Сжимая ремешок сумки в пальцах с такой силой, что начали болеть побелевшие костяшки, Есения подошла к первой двери, постояла рядом с ней, чутко прислушиваясь к тому, что происходит в помещении за ней, и взялась за ручку. Здесь запах пыли, чего-то металлического и тревожного, похожего на ужас, был особенно сильным. В нос Еси ударил аромат, который заставил её кровь быстрее бежать по венам. Она нащупала выключатель на стене и небольшая комната осветилась тусклым светом от единственной лампочки. Ничего особенного – всего лишь тёмно-изумрудные обои на стенах, шкаф, украшенный резьбой, сбитый ковёр на полу, рассыпанные по нему вкладыши от каких-то то ли жвачек, то ли конфет. И всё. Почему же тогда сердце бьётся так, будто хочет выпрыгнуть из груди?

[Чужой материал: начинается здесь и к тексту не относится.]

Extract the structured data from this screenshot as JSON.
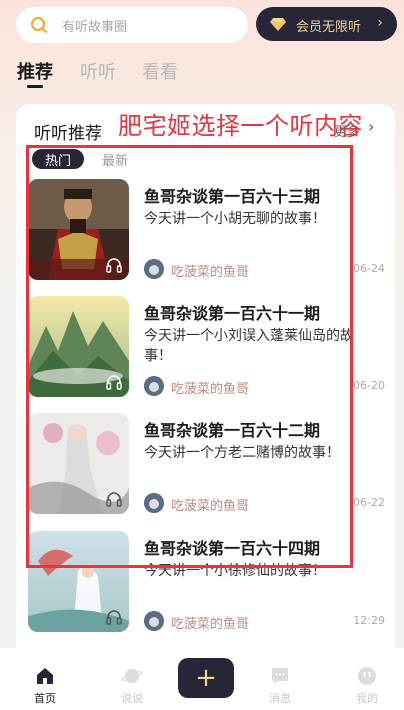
{
  "search": {
    "placeholder": "有听故事圈"
  },
  "vip": {
    "label": "会员无限听",
    "arrow": "›"
  },
  "tabs": [
    {
      "label": "推荐",
      "active": true
    },
    {
      "label": "听听",
      "active": false
    },
    {
      "label": "看看",
      "active": false
    }
  ],
  "card": {
    "title": "听听推荐",
    "more_label": "更多",
    "more_chevron": "›",
    "sub_tabs": [
      "热门",
      "最新"
    ]
  },
  "annotation": {
    "text": "肥宅姬选择一个听内容",
    "color": "#e8353d"
  },
  "items": [
    {
      "title": "鱼哥杂谈第一百六十三期",
      "desc": "今天讲一个小胡无聊的故事！",
      "author": "吃菠菜的鱼哥",
      "date": "06-24",
      "cover": "warrior"
    },
    {
      "title": "鱼哥杂谈第一百六十一期",
      "desc": "今天讲一个小刘误入蓬莱仙岛的故事！",
      "author": "吃菠菜的鱼哥",
      "date": "06-20",
      "cover": "mountain"
    },
    {
      "title": "鱼哥杂谈第一百六十二期",
      "desc": "今天讲一个方老二赌博的故事！",
      "author": "吃菠菜的鱼哥",
      "date": "06-22",
      "cover": "lady"
    },
    {
      "title": "鱼哥杂谈第一百六十四期",
      "desc": "今天讲一个小徐修仙的故事！",
      "author": "吃菠菜的鱼哥",
      "date": "12:29",
      "cover": "fairy"
    }
  ],
  "bottom_nav": {
    "home": "首页",
    "talk": "说说",
    "plus": "+",
    "message": "消息",
    "mine": "我的"
  }
}
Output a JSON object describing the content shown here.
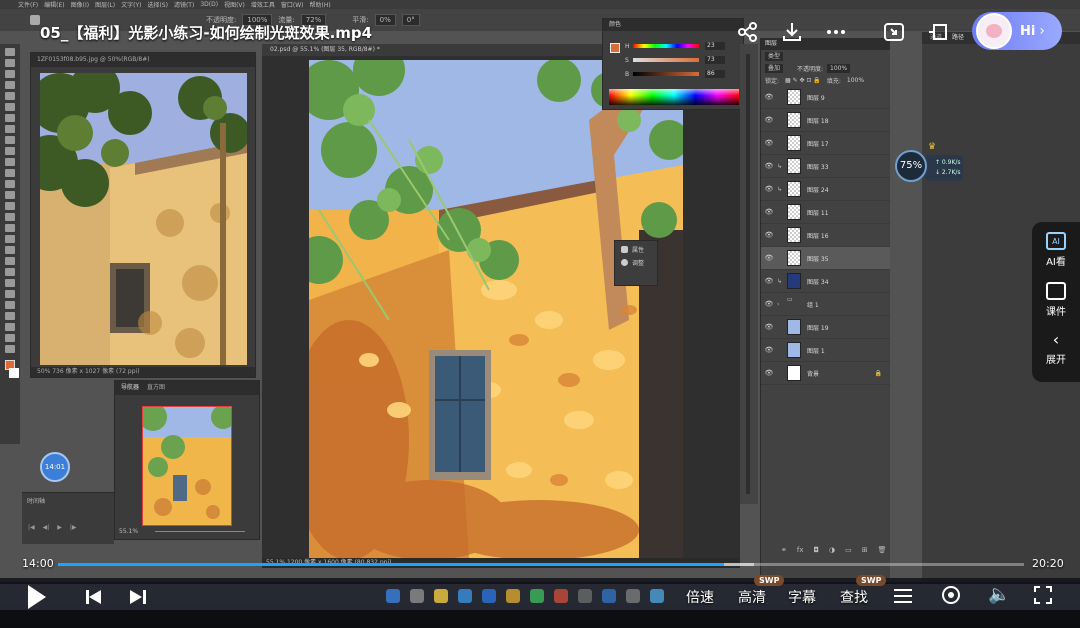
{
  "video": {
    "title": "05_【福利】光影小练习-如何绘制光斑效果.mp4",
    "current_time": "14:00",
    "total_time": "20:20",
    "progress_fraction": 0.689,
    "buffered_fraction": 0.72
  },
  "overlay": {
    "hi_label": "Hi",
    "timer_badge": "14:01",
    "network_percent": "75%",
    "net_up": "↑ 0.9K/s",
    "net_down": "↓ 2.7K/s"
  },
  "side_panel": {
    "items": [
      {
        "label": "AI看",
        "icon": "ai-view-icon"
      },
      {
        "label": "课件",
        "icon": "courseware-icon"
      },
      {
        "label": "展开",
        "icon": "expand-icon"
      }
    ]
  },
  "controls": {
    "speed": "倍速",
    "quality": "高清",
    "subtitle": "字幕",
    "search": "查找",
    "quality_badge": "SWP",
    "search_badge": "SWP"
  },
  "photoshop": {
    "menu": [
      "文件(F)",
      "编辑(E)",
      "图像(I)",
      "图层(L)",
      "文字(Y)",
      "选择(S)",
      "滤镜(T)",
      "3D(D)",
      "视图(V)",
      "增效工具",
      "窗口(W)",
      "帮助(H)"
    ],
    "options": {
      "mode_label": "不透明度:",
      "opacity": "100%",
      "flow_label": "流量:",
      "flow": "72%",
      "smooth_label": "平滑:",
      "smooth": "0%",
      "angle": "0°"
    },
    "ref_window": {
      "tab": "1ZF0153f08.b95.jpg @ 50%(RGB/8#)",
      "status": "50%    736 像素 x 1027 像素 (72 ppi)"
    },
    "doc_window": {
      "tab": "02.psd @ 55.1% (图层 35, RGB/8#) *",
      "status": "55.1%   1200 像素 x 1600 像素 (80.832 ppi)"
    },
    "navigator": {
      "tabs": [
        "导航器",
        "直方图"
      ],
      "zoom": "55.1%"
    },
    "timeline": {
      "label": "时间轴"
    },
    "color_panel": {
      "title": "颜色",
      "channels": [
        {
          "label": "H",
          "value": "23",
          "unit": "°"
        },
        {
          "label": "S",
          "value": "73",
          "unit": "%"
        },
        {
          "label": "B",
          "value": "86",
          "unit": "%"
        }
      ],
      "foreground": "#d96c3a"
    },
    "properties": {
      "items": [
        "属性",
        "调整"
      ]
    },
    "layers": {
      "title": "图层",
      "filter": "类型",
      "blend_mode": "叠加",
      "opacity_label": "不透明度:",
      "opacity": "100%",
      "lock_label": "锁定:",
      "fill_label": "填充:",
      "fill": "100%",
      "list": [
        {
          "name": "图层 9",
          "thumb": "transparent",
          "clip": false,
          "selected": false
        },
        {
          "name": "图层 18",
          "thumb": "transparent",
          "clip": false,
          "selected": false
        },
        {
          "name": "图层 17",
          "thumb": "transparent",
          "clip": false,
          "selected": false
        },
        {
          "name": "图层 33",
          "thumb": "transparent",
          "clip": true,
          "selected": false
        },
        {
          "name": "图层 24",
          "thumb": "transparent",
          "clip": true,
          "selected": false
        },
        {
          "name": "图层 11",
          "thumb": "transparent",
          "clip": false,
          "selected": false
        },
        {
          "name": "图层 16",
          "thumb": "transparent",
          "clip": false,
          "selected": false
        },
        {
          "name": "图层 35",
          "thumb": "transparent",
          "clip": false,
          "selected": true
        },
        {
          "name": "图层 34",
          "thumb": "navy",
          "clip": true,
          "selected": false
        },
        {
          "name": "组 1",
          "thumb": "folder",
          "clip": false,
          "selected": false
        },
        {
          "name": "图层 19",
          "thumb": "blue",
          "clip": false,
          "selected": false
        },
        {
          "name": "图层 1",
          "thumb": "blue",
          "clip": false,
          "selected": false
        },
        {
          "name": "背景",
          "thumb": "white",
          "clip": false,
          "selected": false
        }
      ]
    },
    "right_tabs": [
      "通道",
      "路径"
    ]
  },
  "colors": {
    "accent": "#1aa3ff",
    "wall": "#f2b34a",
    "shadow": "#b9722f",
    "leaf": "#6aa24f",
    "sky": "#9fb8e6"
  }
}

Еся досчитала до трёх и медленно, словно боялась нарушить что-то в комнате, закрыла дверь. Что-то не давало ей покоя. Какая-то мысль или возникающая в голове картинка, которую сознание усиленно отгоняло, будто та могла причинить Есе вред.
Позже.
Она всё это обдумает позже.
Если захочет. Теперь она будет делать только то, что хочет.